What's the difference between Parkour and Freerunning?
Sebastien Foucan and Glenn McPickles share their perspectives with Newstalk.com's Raf Diallo13:52 Tuesday 14 February 2017, 13:52 14 Feb 2017
Without any prior and in depth knowledge, it would be easy to assume that the term “Freerunning” is just an English language translation of the discipline known as Parkour.
For those acquainted with the world that Parkour and Freerunning explore, they are two related but very distinct physical and philosophical disciplines.
Parkour has its roots in France and military training obstacles had a key part to play in its development.
Raymond Belle, who was born in Vietnam but had a French father, is seen as one of the precursors especially as his son David Belle would then go on to play a role in developing that further and pioneering Parkour as teenagers in 1980s France along with his group of friends who would become known as the Yamakasi.
But what is Parkour and how does it differ from Freerunning?
Irish Parkour and Freerunning practitioner Glenn McPickles set out the philosophical differences between both of them when he spoke to Newstalk.com as part of our look at the disciplines which encompass running, jumping, vaulting and other movements often using an urban landscape as a canvas.
“Parkour is a training method to make yourself more of an adaptable creature to any situation,” he explained to me.
“Initially it was created for emergency situations. It was quite military style training. So David Belle was the founder of Parkour and his father [Raymond] was in the military and practiced methode naturelle.
“It’s 10 activities: Walking, running, balancing, quadrupedal movement, jumping, climbing, lifting, throwing, defence and swimming. They’re all natural things to do but David’s father was in the military and also took from different disciplines like martial arts.”
In essence the philosophical foundation of Parkour is getting from A to B as quickly and efficiently as possible using the aforementioned physical activities outlined above like running and jumping, depending on the obstacle standing before you.
This is where Freerunning differs slightly. Sebastien Foucan, who we have also interviewed about his own experiences as Parkour pioneer and Freerunner, is a friend of David Belle’s and fellow founding member of the Yamakasi.
He is credited with developing Freerunning.
“He coined the term Freerunning,” McPickles continues.
“So Parkour is the training for useful movement. An interesting comparison would be to think about boxing as Parkour as it’s efficient and straight to the point. And maybe then think of Capoeira as Freerunning. It’s not necessarily about the combat. There’s a focus on aesthetics rather than efficiency.”
Capoeira is a Brazilian form of martial arts which has a dance-like element to it which adds a sense of self expression to the efficiency represented by Parkour.
“If I want to train in Parkour, I’ll go to a place, find an area and work on a route and see how fast I can get through that route, see if I can clean it up and make it as efficient as possible, so I’m expending as little energy as possible,” McPickles continues.
“And if I were to go to the same area with a Freerunning mindset, I’d go there and I’d try to be creative with my route rather than being straight to the point and efficient. So it’s more playful.”
I also spoke to Foucan and he expanded on that sense of self expression. But he also feels that more unites Parkour and Freerunning than divides them.
“I would say both disciplines grew by themselves,” he adds.
An interest in Asian philosophy as viewed through the prism of martial arts has underpinned his own development as a Freerunner.
“I’ve always been attracted to martial arts and when you see the word martial arts, you see the word art. And I’m an artist. For me that’s why I wanted to develop something a little bit different.”
Moving the discipline beyond the purely physical challenge and adding an element of “listening to your intuition and feeling” is another point Foucan raises in regards to his own way.
“In martial arts, sometimes they say, ‘You’re not fighting the opponent, you’re fighting yourself’. And it’s even more relevant in our discipline. That’s why for me, that’s what I wanted to do, to make people understand that it’s not about the jump, it’s about the obstacle you’ve got inside your mind. I always talk about three obstacles: The environment, the people around you and yourself. When you overcome those three obstacles, then something happens in you.”

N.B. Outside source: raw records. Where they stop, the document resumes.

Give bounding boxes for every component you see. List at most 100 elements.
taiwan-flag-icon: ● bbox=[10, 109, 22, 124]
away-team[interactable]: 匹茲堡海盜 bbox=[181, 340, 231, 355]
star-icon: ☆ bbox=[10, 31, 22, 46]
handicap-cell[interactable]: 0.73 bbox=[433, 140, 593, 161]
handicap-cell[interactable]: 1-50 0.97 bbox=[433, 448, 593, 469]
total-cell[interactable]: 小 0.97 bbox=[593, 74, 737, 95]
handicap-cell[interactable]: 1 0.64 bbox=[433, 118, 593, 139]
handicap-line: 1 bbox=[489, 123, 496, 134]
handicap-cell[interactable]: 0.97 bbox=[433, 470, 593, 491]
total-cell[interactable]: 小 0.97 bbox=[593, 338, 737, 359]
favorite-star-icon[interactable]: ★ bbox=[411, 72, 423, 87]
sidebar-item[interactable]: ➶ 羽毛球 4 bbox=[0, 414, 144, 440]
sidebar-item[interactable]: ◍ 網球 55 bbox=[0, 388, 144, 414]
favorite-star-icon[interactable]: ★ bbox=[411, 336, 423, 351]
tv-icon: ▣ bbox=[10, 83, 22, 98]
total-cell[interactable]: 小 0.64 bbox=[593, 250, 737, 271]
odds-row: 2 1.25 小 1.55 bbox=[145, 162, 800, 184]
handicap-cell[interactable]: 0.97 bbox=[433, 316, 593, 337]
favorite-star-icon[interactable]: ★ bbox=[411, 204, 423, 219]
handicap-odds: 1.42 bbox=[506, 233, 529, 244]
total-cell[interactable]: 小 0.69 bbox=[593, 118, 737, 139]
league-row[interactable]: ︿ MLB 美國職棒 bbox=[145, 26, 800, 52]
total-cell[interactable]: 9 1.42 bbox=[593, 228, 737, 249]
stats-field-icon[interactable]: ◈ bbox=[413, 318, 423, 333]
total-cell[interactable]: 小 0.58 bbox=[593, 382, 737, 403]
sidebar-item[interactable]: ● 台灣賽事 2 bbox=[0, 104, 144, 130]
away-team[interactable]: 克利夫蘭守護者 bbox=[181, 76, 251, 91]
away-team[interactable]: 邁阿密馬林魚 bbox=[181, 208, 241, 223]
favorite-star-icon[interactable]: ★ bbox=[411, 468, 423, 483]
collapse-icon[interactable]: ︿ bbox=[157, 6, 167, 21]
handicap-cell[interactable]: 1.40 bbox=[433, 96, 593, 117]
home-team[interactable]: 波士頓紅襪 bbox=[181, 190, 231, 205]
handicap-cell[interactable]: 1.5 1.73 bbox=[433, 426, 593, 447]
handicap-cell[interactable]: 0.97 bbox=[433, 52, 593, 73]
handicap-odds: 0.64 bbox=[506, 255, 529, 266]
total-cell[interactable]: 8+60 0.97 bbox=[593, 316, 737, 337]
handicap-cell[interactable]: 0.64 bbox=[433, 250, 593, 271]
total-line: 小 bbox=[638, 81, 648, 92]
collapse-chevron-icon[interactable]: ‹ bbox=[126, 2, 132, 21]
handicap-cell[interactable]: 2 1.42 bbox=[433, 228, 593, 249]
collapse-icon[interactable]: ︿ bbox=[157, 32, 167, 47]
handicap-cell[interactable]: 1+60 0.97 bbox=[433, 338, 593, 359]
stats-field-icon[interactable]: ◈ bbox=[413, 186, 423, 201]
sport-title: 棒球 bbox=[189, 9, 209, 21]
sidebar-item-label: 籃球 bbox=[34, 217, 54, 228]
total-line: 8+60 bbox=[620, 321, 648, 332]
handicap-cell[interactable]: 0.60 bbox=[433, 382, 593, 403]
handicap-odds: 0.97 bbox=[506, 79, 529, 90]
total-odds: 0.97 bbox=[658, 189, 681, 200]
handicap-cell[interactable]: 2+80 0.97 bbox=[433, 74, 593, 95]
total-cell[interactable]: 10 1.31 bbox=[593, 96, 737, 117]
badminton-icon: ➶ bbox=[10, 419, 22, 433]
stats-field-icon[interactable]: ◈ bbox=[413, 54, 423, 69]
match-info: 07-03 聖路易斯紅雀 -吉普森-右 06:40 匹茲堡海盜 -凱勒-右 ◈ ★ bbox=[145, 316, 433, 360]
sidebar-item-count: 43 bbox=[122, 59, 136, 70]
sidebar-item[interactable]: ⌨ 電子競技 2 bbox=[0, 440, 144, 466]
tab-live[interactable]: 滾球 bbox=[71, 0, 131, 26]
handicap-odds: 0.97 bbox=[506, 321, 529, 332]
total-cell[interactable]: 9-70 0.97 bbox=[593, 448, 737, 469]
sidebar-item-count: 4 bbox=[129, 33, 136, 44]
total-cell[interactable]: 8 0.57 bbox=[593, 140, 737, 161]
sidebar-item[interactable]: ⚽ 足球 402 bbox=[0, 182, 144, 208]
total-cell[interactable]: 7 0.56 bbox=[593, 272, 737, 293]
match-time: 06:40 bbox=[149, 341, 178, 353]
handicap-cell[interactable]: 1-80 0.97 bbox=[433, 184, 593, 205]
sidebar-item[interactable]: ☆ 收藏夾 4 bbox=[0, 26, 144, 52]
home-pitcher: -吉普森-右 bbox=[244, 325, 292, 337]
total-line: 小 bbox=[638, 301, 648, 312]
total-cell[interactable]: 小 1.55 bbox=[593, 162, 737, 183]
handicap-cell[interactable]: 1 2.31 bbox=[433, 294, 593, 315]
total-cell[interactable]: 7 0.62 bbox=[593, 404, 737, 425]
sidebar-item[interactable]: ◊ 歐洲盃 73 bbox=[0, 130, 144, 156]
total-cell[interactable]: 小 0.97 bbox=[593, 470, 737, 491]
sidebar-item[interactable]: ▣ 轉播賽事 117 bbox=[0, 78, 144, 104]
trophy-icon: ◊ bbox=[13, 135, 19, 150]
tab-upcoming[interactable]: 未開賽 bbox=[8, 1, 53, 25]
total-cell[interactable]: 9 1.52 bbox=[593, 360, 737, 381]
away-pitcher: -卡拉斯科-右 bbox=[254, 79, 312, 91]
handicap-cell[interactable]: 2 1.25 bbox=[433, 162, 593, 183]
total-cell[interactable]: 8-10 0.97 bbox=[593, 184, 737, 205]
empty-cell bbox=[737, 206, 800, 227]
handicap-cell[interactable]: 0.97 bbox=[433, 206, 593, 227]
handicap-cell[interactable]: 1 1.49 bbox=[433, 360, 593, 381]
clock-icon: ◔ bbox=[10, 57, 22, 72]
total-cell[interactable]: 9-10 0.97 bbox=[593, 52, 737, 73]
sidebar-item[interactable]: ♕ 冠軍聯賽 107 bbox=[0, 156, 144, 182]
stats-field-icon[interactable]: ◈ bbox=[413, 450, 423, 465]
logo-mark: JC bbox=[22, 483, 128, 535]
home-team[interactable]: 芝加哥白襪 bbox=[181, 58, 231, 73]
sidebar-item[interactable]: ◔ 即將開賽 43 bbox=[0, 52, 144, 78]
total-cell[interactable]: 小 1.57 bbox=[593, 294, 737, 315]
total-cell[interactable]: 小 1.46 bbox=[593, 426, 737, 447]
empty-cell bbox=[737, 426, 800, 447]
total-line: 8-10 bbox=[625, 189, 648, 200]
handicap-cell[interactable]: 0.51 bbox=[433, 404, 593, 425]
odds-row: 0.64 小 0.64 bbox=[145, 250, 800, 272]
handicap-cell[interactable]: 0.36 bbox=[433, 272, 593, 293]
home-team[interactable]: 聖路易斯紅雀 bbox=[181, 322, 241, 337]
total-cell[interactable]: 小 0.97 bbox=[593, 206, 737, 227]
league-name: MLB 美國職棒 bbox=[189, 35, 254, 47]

But as he points out, Parkour and Freerunning do come from the same roots that go back to the aforementioned methode naturelle and George Hebert is the man most closely tied to that.
In the early 20th century, the renowned French physical instructor spent time in the colonies of Africa and observed the natural movement of the indigenous people who lived there.
It is said he was partly inspired by what he saw when he went onto found the fundamentals of methode naturelle which would then filter into military training and obstacle courses.
“Georges Hebert as influenced by the tribes and the tribes come from the nature, so ultimately nobody created anything,” says Foucan.
“We were all always inspired and influenced by something and it’s funny because we take something natural and we create something to go back to the nature. It’s a full circle like in martial arts.”